Programming (4 exercises)

  1. [Basic] Implement BPE from scratch in Python (~30 lines). Train on a small corpus and show the merge table. Tokenize new text using the learned merges.
  2. [Intermediate] Train a SentencePiece model on a text corpus. Compare segmentations from BPE and Unigram mode for 10 English words and 10 German words. Discuss differences.
  3. [Intermediate] Measure fertility across 5 languages using GPT-2's tokenizer.
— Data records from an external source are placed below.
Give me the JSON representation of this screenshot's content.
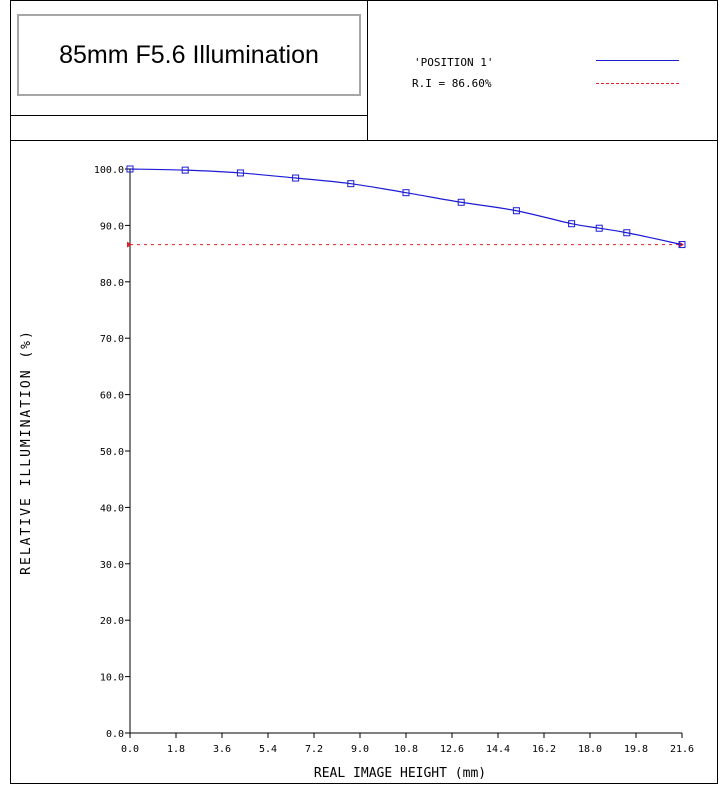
{
  "header": {
    "title": "85mm F5.6 Illumination",
    "legend_series_label": "'POSITION 1'",
    "legend_ri_label": "R.I = 86.60%"
  },
  "colors": {
    "series": "#1c1cd4",
    "reference": "#e0202e"
  },
  "chart_data": {
    "type": "line",
    "xlabel": "REAL IMAGE HEIGHT (mm)",
    "ylabel": "RELATIVE ILLUMINATION (%)",
    "xlim": [
      0,
      21.6
    ],
    "ylim": [
      0,
      100
    ],
    "x_ticks": [
      "0.0",
      "1.8",
      "3.6",
      "5.4",
      "7.2",
      "9.0",
      "10.8",
      "12.6",
      "14.4",
      "16.2",
      "18.0",
      "19.8",
      "21.6"
    ],
    "y_ticks": [
      "0.0",
      "10.0",
      "20.0",
      "30.0",
      "40.0",
      "50.0",
      "60.0",
      "70.0",
      "80.0",
      "90.0",
      "100.0"
    ],
    "grid": false,
    "series": [
      {
        "name": "'POSITION 1'",
        "style": "solid",
        "markers": "square",
        "x": [
          0.0,
          2.16,
          4.32,
          6.48,
          8.64,
          10.8,
          12.96,
          15.12,
          17.28,
          18.36,
          19.44,
          21.6
        ],
        "y": [
          100.0,
          99.8,
          99.3,
          98.4,
          97.4,
          95.8,
          94.1,
          92.6,
          90.3,
          89.5,
          88.7,
          86.6
        ]
      },
      {
        "name": "R.I = 86.60%",
        "style": "dotted",
        "x": [
          0.0,
          21.6
        ],
        "y": [
          86.6,
          86.6
        ]
      }
    ]
  }
}
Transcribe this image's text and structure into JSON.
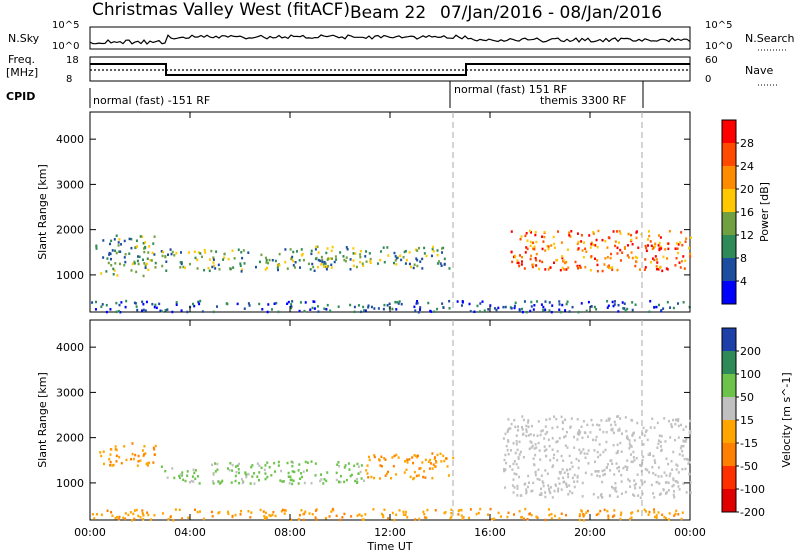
{
  "title": {
    "station": "Christmas Valley West (fitACF)",
    "beam": "Beam 22",
    "dates": "07/Jan/2016 - 08/Jan/2016"
  },
  "status_panels": {
    "nsky_label": "N.Sky",
    "nsearch_label": "N.Search",
    "nsky_ticks": [
      "10^5",
      "10^0"
    ],
    "nsearch_ticks": [
      "10^5",
      "10^0"
    ],
    "freq_label_1": "Freq.",
    "freq_label_2": "[MHz]",
    "freq_ticks": [
      "18",
      "8"
    ],
    "nave_label": "Nave",
    "nave_ticks": [
      "60",
      "0"
    ],
    "cpid_label": "CPID",
    "cpid_segments": [
      "normal (fast) -151 RF",
      "normal (fast) 151 RF",
      "themis 3300 RF"
    ]
  },
  "chart_data": [
    {
      "type": "heatmap",
      "panel": "power",
      "ylabel": "Slant Range [km]",
      "xlabel": "",
      "x_ticks": [
        "00:00",
        "04:00",
        "08:00",
        "12:00",
        "16:00",
        "20:00",
        "00:00"
      ],
      "y_ticks": [
        1000,
        2000,
        3000,
        4000
      ],
      "xlim_hours": [
        0,
        24
      ],
      "ylim_km": [
        180,
        4600
      ],
      "colorbar": {
        "label": "Power [dB]",
        "ticks": [
          "28",
          "24",
          "20",
          "16",
          "12",
          "8",
          "4"
        ],
        "colors": [
          "#ff0000",
          "#ff4a00",
          "#ff8c00",
          "#ffc800",
          "#70a040",
          "#2e8b57",
          "#1c4d9e",
          "#0000ff"
        ]
      },
      "echo_regions": [
        {
          "t_start": 0.2,
          "t_end": 2.6,
          "range_start": 1000,
          "range_end": 1900,
          "level": "medium"
        },
        {
          "t_start": 2.8,
          "t_end": 9.5,
          "range_start": 1100,
          "range_end": 1600,
          "level": "medium"
        },
        {
          "t_start": 9.0,
          "t_end": 14.5,
          "range_start": 1150,
          "range_end": 1650,
          "level": "medium"
        },
        {
          "t_start": 16.8,
          "t_end": 24.0,
          "range_start": 1100,
          "range_end": 2000,
          "level": "high"
        },
        {
          "t_start": 0.0,
          "t_end": 24.0,
          "range_start": 200,
          "range_end": 450,
          "level": "low"
        }
      ]
    },
    {
      "type": "heatmap",
      "panel": "velocity",
      "ylabel": "Slant Range [km]",
      "xlabel": "Time UT",
      "x_ticks": [
        "00:00",
        "04:00",
        "08:00",
        "12:00",
        "16:00",
        "20:00",
        "00:00"
      ],
      "y_ticks": [
        1000,
        2000,
        3000,
        4000
      ],
      "xlim_hours": [
        0,
        24
      ],
      "ylim_km": [
        180,
        4600
      ],
      "colorbar": {
        "label": "Velocity [m s^-1]",
        "ticks": [
          "200",
          "100",
          "50",
          "15",
          "-15",
          "-50",
          "-100",
          "-200"
        ],
        "colors": [
          "#1c3fa8",
          "#2e8b57",
          "#6cc24a",
          "#c0c0c0",
          "#ffa500",
          "#ff7f00",
          "#ff3000",
          "#e00000"
        ]
      },
      "echo_regions": [
        {
          "t_start": 0.2,
          "t_end": 2.6,
          "range_start": 1400,
          "range_end": 1900,
          "level": "orange"
        },
        {
          "t_start": 2.8,
          "t_end": 11.0,
          "range_start": 1000,
          "range_end": 1500,
          "level": "green"
        },
        {
          "t_start": 11.0,
          "t_end": 14.5,
          "range_start": 1100,
          "range_end": 1700,
          "level": "orange"
        },
        {
          "t_start": 16.5,
          "t_end": 24.0,
          "range_start": 700,
          "range_end": 2500,
          "level": "grey"
        },
        {
          "t_start": 0.0,
          "t_end": 24.0,
          "range_start": 200,
          "range_end": 450,
          "level": "orange"
        }
      ]
    }
  ]
}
For equivalent sentences in English, German, Chinese (pinyin), Korean (romanized), and Arabic (romanized), compute and compare tokens per word.
  4. [Advanced] Build a simple quality-filtering pipeline for web text: implement perplexity-based filtering using a small reference LM, deduplication using hash-based exact matching, and minimum-length filtering. Measure how much data is removed at each stage.

Cross-References

This chapter references:

  • Chapter 1 (Section 1.1) — The prediction paradigm: tokenization determines the unit of prediction
  • Chapter 8 (Sections 8.1, 8.4) — Transformer architecture and positional encodings; sequence length after tokenization determines attention cost

This chapter is referenced by:

  • Chapter 14 (Section 14.4) — Long-context models must cope with tokenization-induced sequence lengths; efficient tokenization directly impacts feasibility of extended context windows

Key Papers

  • Sennrich, R., Haddow, B., & Birch, A. (2016). Neural Machine Translation of Rare Words with Subword Units. Proceedings of ACL, 1715–1725.
  • Kudo, T. & Richardson, J. (2018). SentencePiece: A Simple and Language Independent Subword Tokenizer and Detokenizer for Neural Text Processing. Proceedings of EMNLP (System Demonstrations), 66–71.
  • Kudo, T. (2018). Subword Regularization: Improving Neural Network Translation Models with Multiple Subword Candidates. Proceedings of ACL, 66–75.
  • Raffel, C., Shazeer, N., Roberts, A., et al. (2020). Exploring the Limits of Transfer Learning with a Unified Text-to-Text Transformer. JMLR, 21(140), 1–67.
  • Lee, K., Ippolito, D., Nystrom, A., Zhang, C., Eck, D., Callison-Burch, C., & Carlini, N. (2022). Deduplicating Training Data Makes Language Models Better. Proceedings of ACL, 8424–8445.